Over the past couple of months, we've studied two of the three instruments of education, Education is an Atmosphere and Education is a Discipline.  In the opening paragraph of our assigned reading this month, Charlotte writes,
We have left until the last that instrument of education implied in the phrase 'Education is a life'; 'implied' because life is no more self-existing than it is self-supporting; it requires sustenance, regular, ordered, and fitting. 
Education is a life.  Not as in we should be schooling every moment of our day, but rather providing pabulum for the mind.  Pabulum, (păb′yə-ləm), a new word for me, meaning, a sustenance that gives nourishment; food. [1670–80; < Latin pābulum food, nourishment =pā(scere) to feed + -bulum n. suffix of instrument]

Therefore, education is a life, a life requiring sustenance.  A life cannot live without nourishment...once we realise that the mind too works only as it is fed education will appear to us in a new light.   I saw the light!!  I've been rolling "pabulum" around on my tongue every since. 
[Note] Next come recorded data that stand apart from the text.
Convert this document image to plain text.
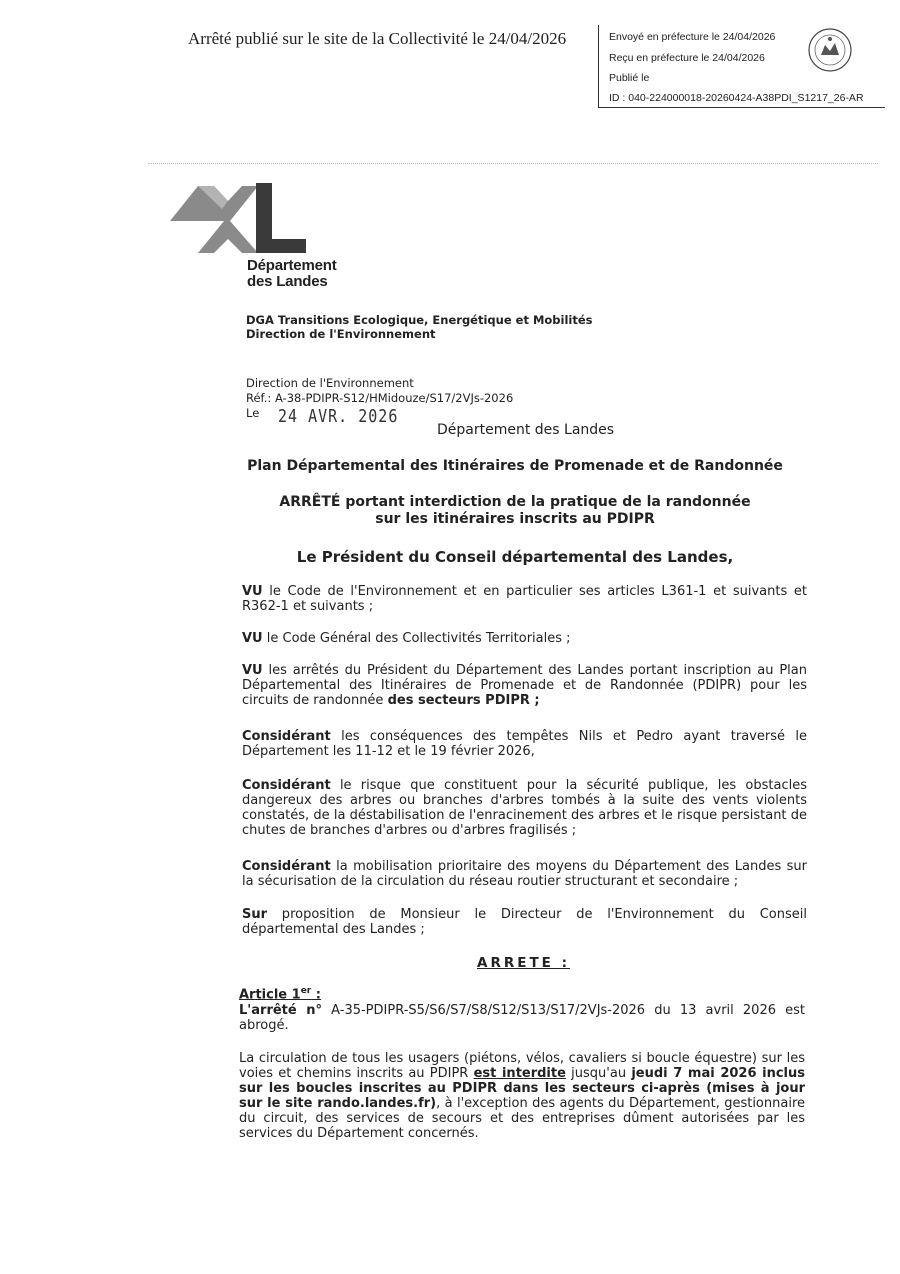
Arrêté publié sur le site de la Collectivité le 24/04/2026	Envoyé en préfecture le 24/04/2026
Reçu en préfecture le 24/04/2026
Publié le
ID : 040-224000018-20260424-A38PDI_S1217_26-AR
Département
des Landes
DGA Transitions Ecologique, Energétique et Mobilités
Direction de l'Environnement
Direction de l'Environnement
Réf.: A-38-PDIPR-S12/HMidouze/S17/2VJs-2026
Le 24 AVR. 2026
Département des Landes
Plan Départemental des Itinéraires de Promenade et de Randonnée
ARRÊTÉ portant interdiction de la pratique de la randonnée
sur les itinéraires inscrits au PDIPR
Le Président du Conseil départemental des Landes,
VU le Code de l'Environnement et en particulier ses articles L361-1 et suivants et R362-1 et suivants ;
VU le Code Général des Collectivités Territoriales ;
VU les arrêtés du Président du Département des Landes portant inscription au Plan Départemental des Itinéraires de Promenade et de Randonnée (PDIPR) pour les circuits de randonnée des secteurs PDIPR ;
Considérant les conséquences des tempêtes Nils et Pedro ayant traversé le Département les 11-12 et le 19 février 2026,
Considérant le risque que constituent pour la sécurité publique, les obstacles dangereux des arbres ou branches d'arbres tombés à la suite des vents violents constatés, de la déstabilisation de l'enracinement des arbres et le risque persistant de chutes de branches d'arbres ou d'arbres fragilisés ;
Considérant la mobilisation prioritaire des moyens du Département des Landes sur la sécurisation de la circulation du réseau routier structurant et secondaire ;
Sur proposition de Monsieur le Directeur de l'Environnement du Conseil départemental des Landes ;
ARRETE :
Article 1er :
L'arrêté n° A-35-PDIPR-S5/S6/S7/S8/S12/S13/S17/2VJs-2026 du 13 avril 2026 est abrogé.
La circulation de tous les usagers (piétons, vélos, cavaliers si boucle équestre) sur les voies et chemins inscrits au PDIPR est interdite jusqu'au jeudi 7 mai 2026 inclus sur les boucles inscrites au PDIPR dans les secteurs ci-après (mises à jour sur le site rando.landes.fr), à l'exception des agents du Département, gestionnaire du circuit, des services de secours et des entreprises dûment autorisées par les services du Département concernés.
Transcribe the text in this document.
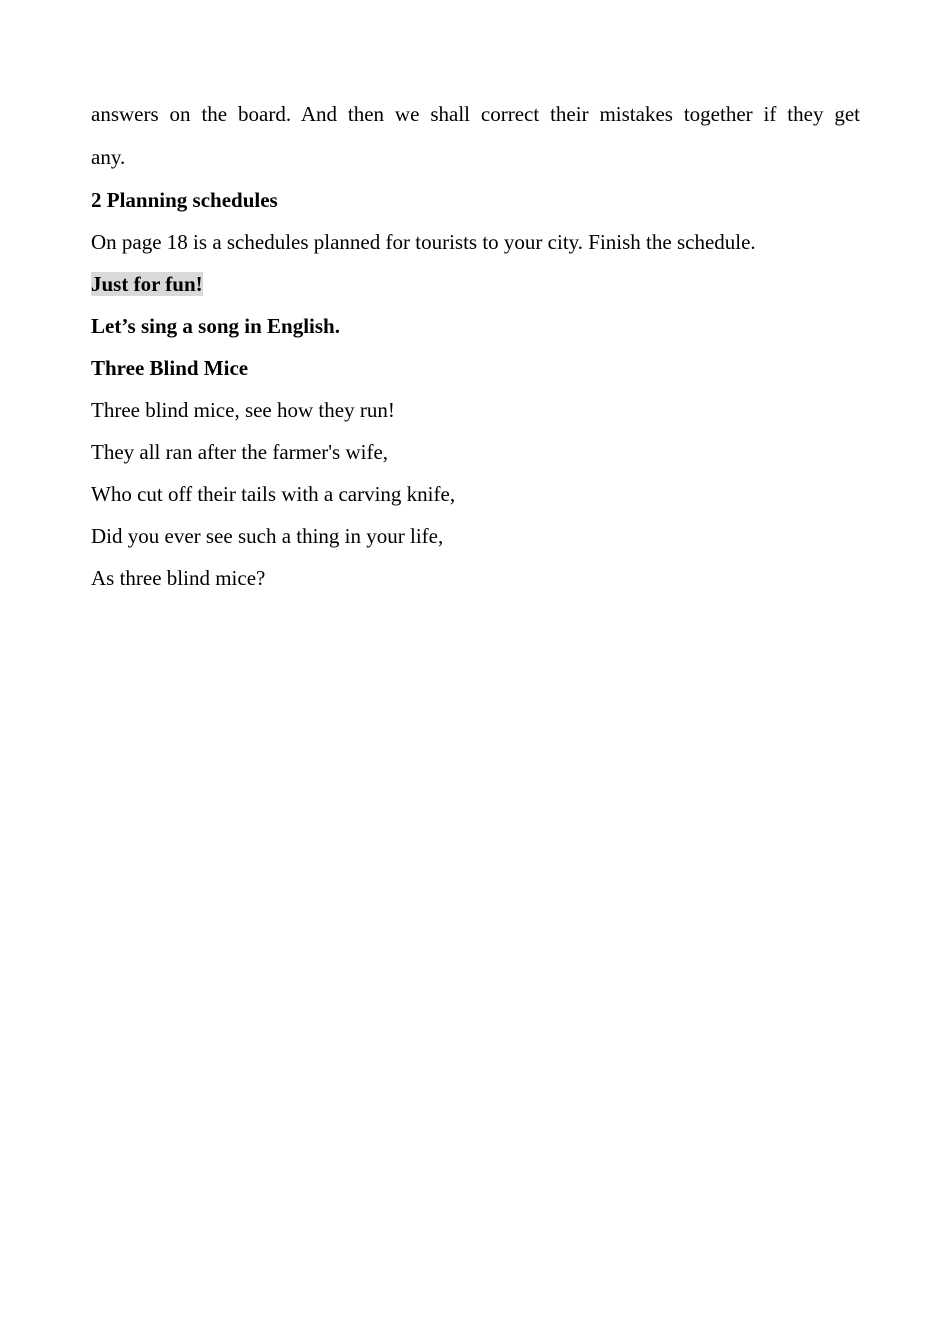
answers on the board. And then we shall correct their mistakes together if they get
any.

2 Planning schedules
On page 18 is a schedules planned for tourists to your city. Finish the schedule.
Just for fun!
Let’s sing a song in English.
Three Blind Mice
Three blind mice, see how they run!
They all ran after the farmer's wife,
Who cut off their tails with a carving knife,
Did you ever see such a thing in your life,
As three blind mice?
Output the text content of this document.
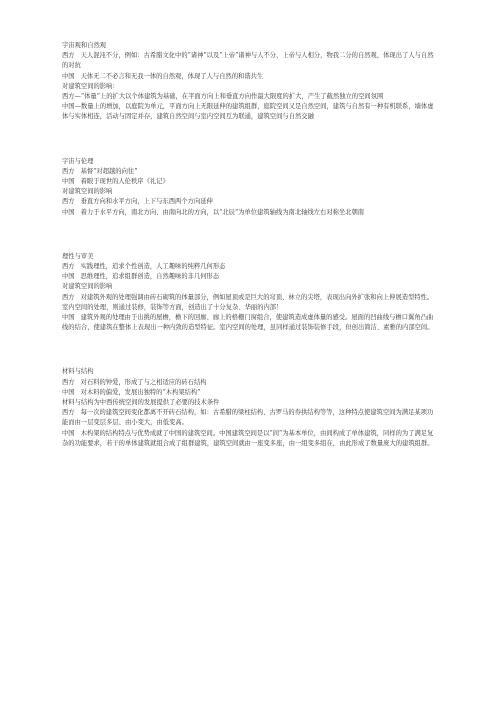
宇宙观和自然观

西方 天人混沌不分，例如：古希腊文化中的“诸神”以及“上帝”诸神与人不分，上帝与人相分，物我二分的自然观，体现出了人与自然的对抗

中国 天体无二不必言和无我一体的自然观，体现了人与自然的和谐共生

对建筑空间的影响：

西方—“体量”上的扩大以个体建筑为基础，在平面方向上和垂直方向作最大限度的扩大，产生了截然独立的空间氛围

中国—数量上的增加，以庭院为单元，平面方向上无限延伸的建筑组群，庭院空间又是自然空间，建筑与自然有一种有机联系，墙体虚体与实体相连，活动与固定并存，建筑自然空间与室内空间互为联通，建筑空间与自然交融

宇宙与伦理

西方 基督“对超越的向往”

中国 着眼于现世的人伦秩序《礼记》

对建筑空间的影响

西方 垂直方向和水平方向，上下与东西两个方向延伸

中国 着力于水平方向，南北方向、由南向北的方向，以“北辰”为单位建筑轴线为南北轴线左右对称坐北朝南

理性与审美

西方 实践理性，追求个性创造，人工趣味的纯粹几何形态

中国 思维理性，追求组群创造，自然趣味的非几何形态

对建筑空间的影响

西方 对建筑外观的处理强调由砖石砌筑的体量部分，例如屋顶或是巨大的穹顶、林立的尖塔，表现出向外扩张和向上伸展造型特性。室内空间的处理，则通过装修，装饰等方面，创造出了十分复杂、华丽的内部！

中国 建筑外观的处理由于出挑的屋檐，檐下的回廊、廊上的格栅门窗组合，使建筑造成虚体量的感受。屋面的凹曲线与檐口翼角凸曲线的结合，使建筑在整体上表现出一种内敛的造型特征。室内空间的处理，虽同样通过装饰装修手段，但创出简洁、素雅的内部空间。

材料与结构

西方 对石料的钟爱，形成了与之相适应的砖石结构

中国 对木料的偏爱，发展出独特的“木构架结构”

材料与结构为中西传统空间的发展提供了必要的技术条件

西方 每一次的建筑空间变化都离不开砖石结构，如：古希腊的梁柱结构、古罗马的券拱结构等等，这种特点使建筑空间为满足某项功能而由一层变层多层、由小变大，由低变高。

中国 木构架的结构特点与优势成就了中国的建筑空间。中国建筑空间是以“间”为基本单位，由间构成了单体建筑，同样的为了满足复杂的功能要求，若干的单体建筑就组合成了组群建筑，建筑空间就由一座变多座，由一组变多组在，由此形成了数量庞大的建筑组群。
Charlotte further explains the best kind of nourishment.  For the mind is capable of dealing with only one kind of food; it lives, grows and is nourished upon ideas only; mere information is to it as a meal of sawdust to the body...What is an idea?...A live thing of the mind... 

Just as we cannot live on a diet of sawdust, our minds cannot thrive on twaddle.  Garbage in, garbage out.  Instead, we need to provide pabulum for the mind, as in living ideas.  I equate this to the best living books and stories.   Living books that are well written with beautiful language will inspire ideas. 

Regarding these ideas, on page 109, Charlotte writes,
Education is a life.  That life is sustained on ideas.  Ideas are of spiritual origin, and God has made us so that we get them chiefly as we convey them to one another, whether by word of mouth, written page, Scripture word, musical symphony; but we must sustain a child's inner life with ideas as we sustain his body with food.  Probably he will reject nine-tenths of the ideas we offer, as he makes use of only a small proportion of his bodily food, rejecting the rest.  He is an eclectic; he may choose this or that; our business is to supply him with due abundance and variety and his to take what he needs.  Urgency on our part annoys him.  He resists forcible feeding and loathes predigested food.  What suits him best is pabulum presented in the indirect literary form which Our Lord adopts in those wonderful parables whose quality is that they cannot be forgotten though, while every detail of the story is remembered, its application may pass and leave no trace.  We too must take this risk.
Just as Jesus taught in parables, we too must teach with stories.  We must provide a buffet of the best pabulum and let the child take from it that which he can use.  Keeping in mind, that it may not be what we think is best, but what is regular, ordered and fitting for the child.

Further down the paragraph, Charlotte cautions us against twaddle,
One other caution, it seems to be necessary to present ideas with a great deal of padding, as they reach us in a novel or poem or history book written with literary power.  A child cannot in mind or body live upon tabloids however scientifically prepared; out of a whole big book he may not get more than half a dozen of those ideas upon which his spirit thrives; and they come in unexpected places and unrecognized forms, so that no grown person is capable of making such extracts from Scott or Dickens or Milton, as will certainly give him nourishment.  It is a case of, -" In the morning sow thy seed and in the evening withhold not thine hand for thou knowest not whether shall prosper, either this or that."
Charlotte also advises us to be careful in offering our opinions to children instead of ideas.  We believe that an opinion expresses thought and therefore embodies an idea.  Even if it did so once the very act of crystallization into opinion destroys any vitality it may have had..  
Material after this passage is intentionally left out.